The Southern Red Sea region is a wondrous and vast expanse of hot and dry desert and is known for the hottest temperatures recorded on earth. Be that as it may, it is home to proud inhabitants Afar; the Afar man is tall, dark skinned very pleasant wearing a bushy hair with red strap and a formidable curved dagger known as a JILE strapped around his waist. An Afar woman always dresses flawlessly She wears her olive ebony hair lay on her back and home made nickels around her neck, a neck that reminds one of alabaster. Her skin tone is ebony dark, the skin as smooth as ice-cream. Graceful with an elegant oval face smooth footed walk of a peasant, a narrow waist, small breasts she very often dress in Lewiet and sandals.
Southern Red Sea Region is known for its vast lowland area known as the Dankil Depression and the harshest lunar landscape. The volcanic rock and sand deserts was largely inaccessible its hardship caused by sun and wind had added to its mystique. The Eritrean Danakil elongates some 500 km to the border with Djibouti, sparingly inhabited, topographically diverse; this serrated terrain will always make an impression with its austere beauty. Vast bay, salt pans, volcanoes rise up from flat terrain, landscape that is white and lunar, collapsed volcano, burned stones, black and white mountains, vegetation that is unique green mangrove trees, acacia, yellow fruited gabber trees and plains covered with snow like sand. The Red sea with its different colors at times blue sprinkled with white, golden green and turquoise with its beautiful volcanic and sand mountains shooting out of the middle of the sea as if they are stretching to touch the sky. Ostriches and Gazelle are some wild animals that do manage to eke out and subsist.

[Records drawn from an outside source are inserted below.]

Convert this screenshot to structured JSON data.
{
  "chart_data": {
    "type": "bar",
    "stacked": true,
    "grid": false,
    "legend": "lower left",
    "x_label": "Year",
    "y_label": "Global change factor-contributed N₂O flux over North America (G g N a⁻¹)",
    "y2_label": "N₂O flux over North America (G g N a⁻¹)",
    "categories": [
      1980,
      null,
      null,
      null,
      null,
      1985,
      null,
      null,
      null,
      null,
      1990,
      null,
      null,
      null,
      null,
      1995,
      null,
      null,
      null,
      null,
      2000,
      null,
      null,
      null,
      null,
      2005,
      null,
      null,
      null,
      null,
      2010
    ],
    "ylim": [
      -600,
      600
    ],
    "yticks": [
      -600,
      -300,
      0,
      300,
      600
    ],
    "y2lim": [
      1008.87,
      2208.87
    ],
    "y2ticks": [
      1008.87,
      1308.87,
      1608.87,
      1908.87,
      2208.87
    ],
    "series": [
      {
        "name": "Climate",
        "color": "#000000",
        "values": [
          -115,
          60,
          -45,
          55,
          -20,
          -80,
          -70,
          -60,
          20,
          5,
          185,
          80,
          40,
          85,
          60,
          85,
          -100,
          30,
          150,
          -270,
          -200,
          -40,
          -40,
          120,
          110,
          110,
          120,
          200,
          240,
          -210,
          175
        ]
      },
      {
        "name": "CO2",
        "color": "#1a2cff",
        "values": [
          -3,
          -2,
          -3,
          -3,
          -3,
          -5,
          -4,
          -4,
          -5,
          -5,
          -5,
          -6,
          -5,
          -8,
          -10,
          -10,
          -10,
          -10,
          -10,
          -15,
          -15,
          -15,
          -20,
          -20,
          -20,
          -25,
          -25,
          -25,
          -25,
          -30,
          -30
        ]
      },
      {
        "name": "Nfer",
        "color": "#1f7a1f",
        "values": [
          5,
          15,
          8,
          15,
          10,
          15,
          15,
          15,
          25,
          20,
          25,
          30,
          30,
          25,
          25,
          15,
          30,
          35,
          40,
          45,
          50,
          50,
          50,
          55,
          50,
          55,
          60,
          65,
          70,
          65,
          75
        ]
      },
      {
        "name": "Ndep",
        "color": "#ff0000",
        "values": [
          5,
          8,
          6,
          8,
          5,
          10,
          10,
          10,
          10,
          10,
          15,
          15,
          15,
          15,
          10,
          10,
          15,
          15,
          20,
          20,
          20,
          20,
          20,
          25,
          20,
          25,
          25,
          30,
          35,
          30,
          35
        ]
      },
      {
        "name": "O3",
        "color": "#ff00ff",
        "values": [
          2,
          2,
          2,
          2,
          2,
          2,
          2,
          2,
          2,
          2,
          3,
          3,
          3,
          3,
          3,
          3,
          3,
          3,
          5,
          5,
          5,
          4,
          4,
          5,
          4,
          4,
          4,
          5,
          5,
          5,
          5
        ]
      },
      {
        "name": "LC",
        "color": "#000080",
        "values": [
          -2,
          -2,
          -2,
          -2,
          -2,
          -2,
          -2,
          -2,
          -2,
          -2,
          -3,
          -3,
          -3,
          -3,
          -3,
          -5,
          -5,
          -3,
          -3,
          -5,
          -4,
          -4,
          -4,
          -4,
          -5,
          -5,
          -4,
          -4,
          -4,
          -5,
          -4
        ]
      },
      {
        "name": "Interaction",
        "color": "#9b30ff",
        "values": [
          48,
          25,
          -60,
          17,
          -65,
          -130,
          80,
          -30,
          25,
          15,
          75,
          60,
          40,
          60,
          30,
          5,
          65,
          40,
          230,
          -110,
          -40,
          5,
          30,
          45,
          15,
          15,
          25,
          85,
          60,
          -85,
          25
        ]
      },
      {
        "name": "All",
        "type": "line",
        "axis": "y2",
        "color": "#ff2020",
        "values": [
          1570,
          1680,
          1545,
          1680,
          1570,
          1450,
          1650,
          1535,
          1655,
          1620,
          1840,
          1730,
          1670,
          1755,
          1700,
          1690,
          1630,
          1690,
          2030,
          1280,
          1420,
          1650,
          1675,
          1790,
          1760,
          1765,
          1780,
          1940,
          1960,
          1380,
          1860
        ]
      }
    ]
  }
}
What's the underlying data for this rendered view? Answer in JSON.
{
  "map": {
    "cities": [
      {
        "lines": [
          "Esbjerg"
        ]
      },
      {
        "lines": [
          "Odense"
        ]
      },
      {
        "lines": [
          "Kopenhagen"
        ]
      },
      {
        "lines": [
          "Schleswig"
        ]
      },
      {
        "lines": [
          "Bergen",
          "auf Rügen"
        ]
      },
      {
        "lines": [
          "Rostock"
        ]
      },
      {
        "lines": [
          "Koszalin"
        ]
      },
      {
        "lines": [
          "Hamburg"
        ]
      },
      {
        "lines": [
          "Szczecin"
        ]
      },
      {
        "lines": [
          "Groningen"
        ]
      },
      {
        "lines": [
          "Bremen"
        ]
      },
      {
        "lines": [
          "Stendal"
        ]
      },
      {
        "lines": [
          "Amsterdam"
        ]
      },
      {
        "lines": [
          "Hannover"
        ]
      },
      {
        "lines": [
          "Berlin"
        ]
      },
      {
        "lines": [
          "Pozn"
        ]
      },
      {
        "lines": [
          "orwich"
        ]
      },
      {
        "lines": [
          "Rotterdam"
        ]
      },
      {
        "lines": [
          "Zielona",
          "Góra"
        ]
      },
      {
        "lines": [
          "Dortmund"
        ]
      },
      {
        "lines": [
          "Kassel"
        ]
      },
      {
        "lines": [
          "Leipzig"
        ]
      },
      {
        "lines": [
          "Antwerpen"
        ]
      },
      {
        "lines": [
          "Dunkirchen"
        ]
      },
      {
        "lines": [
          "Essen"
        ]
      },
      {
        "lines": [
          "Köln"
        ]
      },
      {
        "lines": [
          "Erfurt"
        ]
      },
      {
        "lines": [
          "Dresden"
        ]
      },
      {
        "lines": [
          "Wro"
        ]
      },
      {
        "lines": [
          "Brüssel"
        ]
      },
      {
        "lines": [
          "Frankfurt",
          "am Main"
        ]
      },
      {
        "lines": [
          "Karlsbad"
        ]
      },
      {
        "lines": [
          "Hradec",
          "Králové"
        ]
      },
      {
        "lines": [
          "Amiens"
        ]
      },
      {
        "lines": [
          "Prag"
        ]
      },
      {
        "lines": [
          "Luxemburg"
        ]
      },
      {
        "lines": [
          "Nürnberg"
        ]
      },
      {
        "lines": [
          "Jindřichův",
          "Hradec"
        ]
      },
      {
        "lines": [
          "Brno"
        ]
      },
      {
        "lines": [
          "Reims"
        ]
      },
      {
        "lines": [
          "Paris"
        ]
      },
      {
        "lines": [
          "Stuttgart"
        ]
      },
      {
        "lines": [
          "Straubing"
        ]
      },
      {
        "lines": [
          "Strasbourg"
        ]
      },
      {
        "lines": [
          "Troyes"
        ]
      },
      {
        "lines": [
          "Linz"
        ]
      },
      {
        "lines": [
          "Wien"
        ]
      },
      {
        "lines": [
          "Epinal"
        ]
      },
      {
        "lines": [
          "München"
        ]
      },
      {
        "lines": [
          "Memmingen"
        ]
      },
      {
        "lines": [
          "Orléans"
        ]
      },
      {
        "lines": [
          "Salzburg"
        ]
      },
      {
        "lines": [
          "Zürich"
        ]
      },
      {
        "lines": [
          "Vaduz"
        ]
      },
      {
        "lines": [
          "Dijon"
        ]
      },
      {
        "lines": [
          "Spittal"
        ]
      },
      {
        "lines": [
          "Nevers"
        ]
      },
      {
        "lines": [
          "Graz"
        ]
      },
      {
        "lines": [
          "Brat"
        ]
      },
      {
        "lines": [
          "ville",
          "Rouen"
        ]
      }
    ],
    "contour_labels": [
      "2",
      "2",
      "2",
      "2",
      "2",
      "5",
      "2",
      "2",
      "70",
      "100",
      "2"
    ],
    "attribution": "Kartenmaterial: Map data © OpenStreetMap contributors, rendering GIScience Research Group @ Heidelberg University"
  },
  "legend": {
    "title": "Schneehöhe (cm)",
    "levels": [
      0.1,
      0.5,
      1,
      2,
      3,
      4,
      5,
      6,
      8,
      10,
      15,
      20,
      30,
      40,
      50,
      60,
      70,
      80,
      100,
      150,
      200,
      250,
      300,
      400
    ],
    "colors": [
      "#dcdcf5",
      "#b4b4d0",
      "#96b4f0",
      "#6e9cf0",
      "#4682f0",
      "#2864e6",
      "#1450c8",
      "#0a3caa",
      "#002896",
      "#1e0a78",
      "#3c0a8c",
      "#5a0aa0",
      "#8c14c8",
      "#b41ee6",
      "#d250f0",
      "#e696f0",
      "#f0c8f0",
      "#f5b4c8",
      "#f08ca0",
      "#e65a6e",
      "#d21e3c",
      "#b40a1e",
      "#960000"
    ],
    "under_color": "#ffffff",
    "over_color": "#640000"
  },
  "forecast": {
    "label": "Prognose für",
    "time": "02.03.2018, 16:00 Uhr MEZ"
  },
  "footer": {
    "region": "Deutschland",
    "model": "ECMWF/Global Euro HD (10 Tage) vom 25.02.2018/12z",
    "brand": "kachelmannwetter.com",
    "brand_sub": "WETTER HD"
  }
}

In the blue light of twilight one can see the vast plain the town of Foro which used to be a center of trade as far as the Arabian Peninsula using the port of Adulis. Thirty five kilometers from Foro lay Irafaile, a small fishing village the start of Denkalia and a gate away to Buri Peninsula. The vast lowland of Dankil starts low steam that lay in long streamers against its beaches, the whitecaps riffling its shoreline. Galeleo lies south of Irafaile in the direction of Tio next comes Mersa Fatma, it used to be a port city where the Italians transported potash mined in Dallol. Iddi is a pleasant town to spend the night in the out door hotels; its isolation in a beautifully shaped bay, colored huts with good views of the mountains. The landscape returns to more conventional deserter descending into vast plain as you leave Iddi and start to see volcanic mountains that are on the ocean floor. 652 Kilometers from Massawa and near Assab you see Beilul surrounded by Arkokobai looking palms manifesting solemn beauty of the countryside. The road is parallel to the shoreline with wonderful sandy beaches on the coastline. Assab is the region’s capital and is large and modern port city with restaurants and hotels by the sea shore. The Southern Red sea Region is uniquely beautiful, mystic, noiseless and yet busy with so much to offer.